Chapitre 12 : L'ennui

L'ennui est un concept que je qualifierais de relativement normal au premier abord, propre à tous.

Mais lorsqu'il s'avère dangereusement mortel, je ne l'appréhende pas de la même manière. D'un coup, il paraît plus féroce, plus mesquin et fourbe.

Et dans ces moments là je ne peux rien faire d'autre que de fermer des yeux et d'espérer qu'il passe son chemin.
Sous ma couette, comme une enfant se cachant du monstre sous son lit, je rallume lentement la lumière, sans un bruit, pour ne pas qu'il m'attrape.

Je me sens toujours mal à l'aise parce qu'il me rappelle étrangement une figure familière, mais que je n'ai jamais vu. Il m'est absolument inconnu. Et c'est effrayant.

Parfois, j'aimerai le prendre par le bras et l'entraîner pour qu'on danse un peu, lui et moi. J'aurai moins peur.

Je lui apprendrai une valse imaginaire que je ne connais pas, et il me suivrait. Il me marcherait sur les pieds à certains moments, et je soufflerais comme si c'était drôle.

Ce serait beau comme scène. Mais bien trop idyllique. Assez pour qu'elle ne reste qu'un doux rêve parfumé qui n'existe que dans ma tête.

Je soupire, puis je pose ma tête contre la rambarde de fer froid. C'est celle du couloir numéro 3 dans l'aile ouest du bâtiment C. C'est un long corridor où le chauffage est cassé, et je dois me recroqueviller pour ressentir un peu de chaleur. Mais ici, il n'y a personne et c'est calme, tellement calme qu'on dirait que c'est les vacances et que tout le monde a quitté le lycée.

Ce que j'aime de cet endroit, c'est qu'il me ressemble et qui se ressemble s'assemble.

Si je veux, ici, je peux danser, gesticuler, et personne ne peut rien me dire. Si je veux, ici, je peux hurler, ça résonnera, tout semblera tristement vide, mais je peux le faire et ça me plaît beaucoup.

Je viens ici quand je m'ennuie, entre la pose du midi et le cours de maths de Monsieur Dart.

C'est joli, on se croirait dans un palais de glace, dans une immense toile d'araignée, coincée dans une maison fermée à clef.

C'est chaleureux ici. Personne ne me juge et personne ne le peut ni le veut. Car il n'y a personne. Je suis la seule à connaître ce couloir du bâtiment C et cette rambarde froide et grise. La seule à savoir combien le papier peint est hideux et depeint. Combien il se détache et jonche le sol par petits bouts.

C'est mon repaire, mon endroit favorit avec l'ennui.

Je m'endors, encore, en attendant la sonnerie qui me sortira de mon court trépas.
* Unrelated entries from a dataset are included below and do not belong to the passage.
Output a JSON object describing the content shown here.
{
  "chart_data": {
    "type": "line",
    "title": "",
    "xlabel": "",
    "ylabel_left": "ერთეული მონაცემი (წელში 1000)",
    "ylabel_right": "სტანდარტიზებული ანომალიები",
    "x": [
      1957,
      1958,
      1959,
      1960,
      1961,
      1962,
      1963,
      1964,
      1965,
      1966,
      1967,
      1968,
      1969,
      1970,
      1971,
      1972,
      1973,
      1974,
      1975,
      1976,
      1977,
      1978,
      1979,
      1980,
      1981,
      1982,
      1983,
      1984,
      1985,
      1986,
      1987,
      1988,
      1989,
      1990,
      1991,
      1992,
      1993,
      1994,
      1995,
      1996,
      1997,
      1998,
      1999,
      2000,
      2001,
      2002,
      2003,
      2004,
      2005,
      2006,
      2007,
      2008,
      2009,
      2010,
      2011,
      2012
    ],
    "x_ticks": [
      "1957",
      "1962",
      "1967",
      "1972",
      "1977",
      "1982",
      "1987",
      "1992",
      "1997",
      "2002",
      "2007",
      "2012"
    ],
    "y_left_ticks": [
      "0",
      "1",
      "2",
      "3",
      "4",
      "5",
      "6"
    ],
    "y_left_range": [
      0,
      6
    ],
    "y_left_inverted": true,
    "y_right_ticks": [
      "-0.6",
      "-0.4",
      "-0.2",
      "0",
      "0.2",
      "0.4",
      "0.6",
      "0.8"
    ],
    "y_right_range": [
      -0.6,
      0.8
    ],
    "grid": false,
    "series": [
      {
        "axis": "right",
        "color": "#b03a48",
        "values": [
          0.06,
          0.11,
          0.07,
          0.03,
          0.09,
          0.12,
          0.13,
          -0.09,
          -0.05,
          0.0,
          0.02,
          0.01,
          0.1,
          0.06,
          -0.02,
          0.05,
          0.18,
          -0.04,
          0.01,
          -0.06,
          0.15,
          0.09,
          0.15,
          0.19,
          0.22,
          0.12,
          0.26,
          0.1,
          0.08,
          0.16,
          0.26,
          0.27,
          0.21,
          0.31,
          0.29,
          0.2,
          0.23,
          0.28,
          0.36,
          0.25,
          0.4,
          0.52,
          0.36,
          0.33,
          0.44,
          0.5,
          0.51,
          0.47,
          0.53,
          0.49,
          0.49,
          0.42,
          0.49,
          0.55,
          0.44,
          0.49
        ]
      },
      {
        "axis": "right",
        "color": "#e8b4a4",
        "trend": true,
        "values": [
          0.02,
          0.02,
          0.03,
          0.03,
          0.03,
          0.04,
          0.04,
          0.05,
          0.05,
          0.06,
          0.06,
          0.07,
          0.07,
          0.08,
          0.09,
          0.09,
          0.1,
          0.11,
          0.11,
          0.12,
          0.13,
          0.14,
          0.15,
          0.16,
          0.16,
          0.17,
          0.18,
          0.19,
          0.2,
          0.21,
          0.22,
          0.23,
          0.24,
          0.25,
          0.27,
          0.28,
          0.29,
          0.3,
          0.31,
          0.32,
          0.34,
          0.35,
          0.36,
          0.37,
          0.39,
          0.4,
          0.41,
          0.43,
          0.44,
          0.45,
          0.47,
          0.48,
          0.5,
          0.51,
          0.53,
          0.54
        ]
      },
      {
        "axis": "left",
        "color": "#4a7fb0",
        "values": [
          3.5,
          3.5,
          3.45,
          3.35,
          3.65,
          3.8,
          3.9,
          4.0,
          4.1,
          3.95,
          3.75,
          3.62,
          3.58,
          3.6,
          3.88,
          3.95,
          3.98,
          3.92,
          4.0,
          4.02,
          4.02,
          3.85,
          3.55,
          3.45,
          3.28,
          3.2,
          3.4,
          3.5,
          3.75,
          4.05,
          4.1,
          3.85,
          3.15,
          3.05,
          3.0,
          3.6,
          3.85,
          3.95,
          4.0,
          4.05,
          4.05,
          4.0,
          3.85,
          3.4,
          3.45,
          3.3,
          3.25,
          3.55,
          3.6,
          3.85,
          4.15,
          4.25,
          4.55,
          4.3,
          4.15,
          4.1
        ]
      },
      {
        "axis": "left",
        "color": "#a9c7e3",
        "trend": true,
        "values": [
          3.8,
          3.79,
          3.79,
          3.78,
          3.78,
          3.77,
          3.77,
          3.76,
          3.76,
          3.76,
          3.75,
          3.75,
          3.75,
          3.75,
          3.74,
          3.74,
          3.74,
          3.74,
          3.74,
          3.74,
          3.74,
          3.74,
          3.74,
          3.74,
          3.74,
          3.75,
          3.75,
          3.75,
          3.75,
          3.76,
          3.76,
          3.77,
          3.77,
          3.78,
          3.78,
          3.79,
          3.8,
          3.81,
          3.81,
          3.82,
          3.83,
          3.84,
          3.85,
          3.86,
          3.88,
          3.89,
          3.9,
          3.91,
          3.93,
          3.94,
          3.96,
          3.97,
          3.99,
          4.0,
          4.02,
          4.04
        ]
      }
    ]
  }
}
Rien ne dure jamais, j'en suis témoin et même la mort ne peut nous garder longtemps étreints. Alors je ne m'inquiète pas de la cocaïne qui circule dans mon sang et qui fait gonfler mes veines. Ni du bruit incessant de la mouche qui vole autour de moi. Ni de quoi que ce soit qui nécessiterait que je m'y attarde.

La douleur est un concept supportable et rien de plus. Qu'il y ait une rivière de larmes rouges ou d'immenses flammes burlesque qui m'envahissent le coeur, ça ne me fait rien. Même pas un petit pincement aux lèvres.

L'impassibilité se coince dans mes yeux et refuse de descendre vers mes viscères, alors je fixe le mur en me disant qu'il est sûrement glacé lui aussi.

Dans ma petite prison de stalactites, les stalagmites s'annoncent. Ils sortent progressivement du sol avec leurs pics acérés qui pourraient facilement m'empaler.

Quand ça finit par arriver, je ressens chaque picotement contre ma peau de leur corps gelés; chaque parties s'enfoncer un peu plus en moi, puis, d'un coup, tout explose et ça gicle.

Je me demande si quelqu'un me trouvera, dans ma prison glacée du bâtiment C.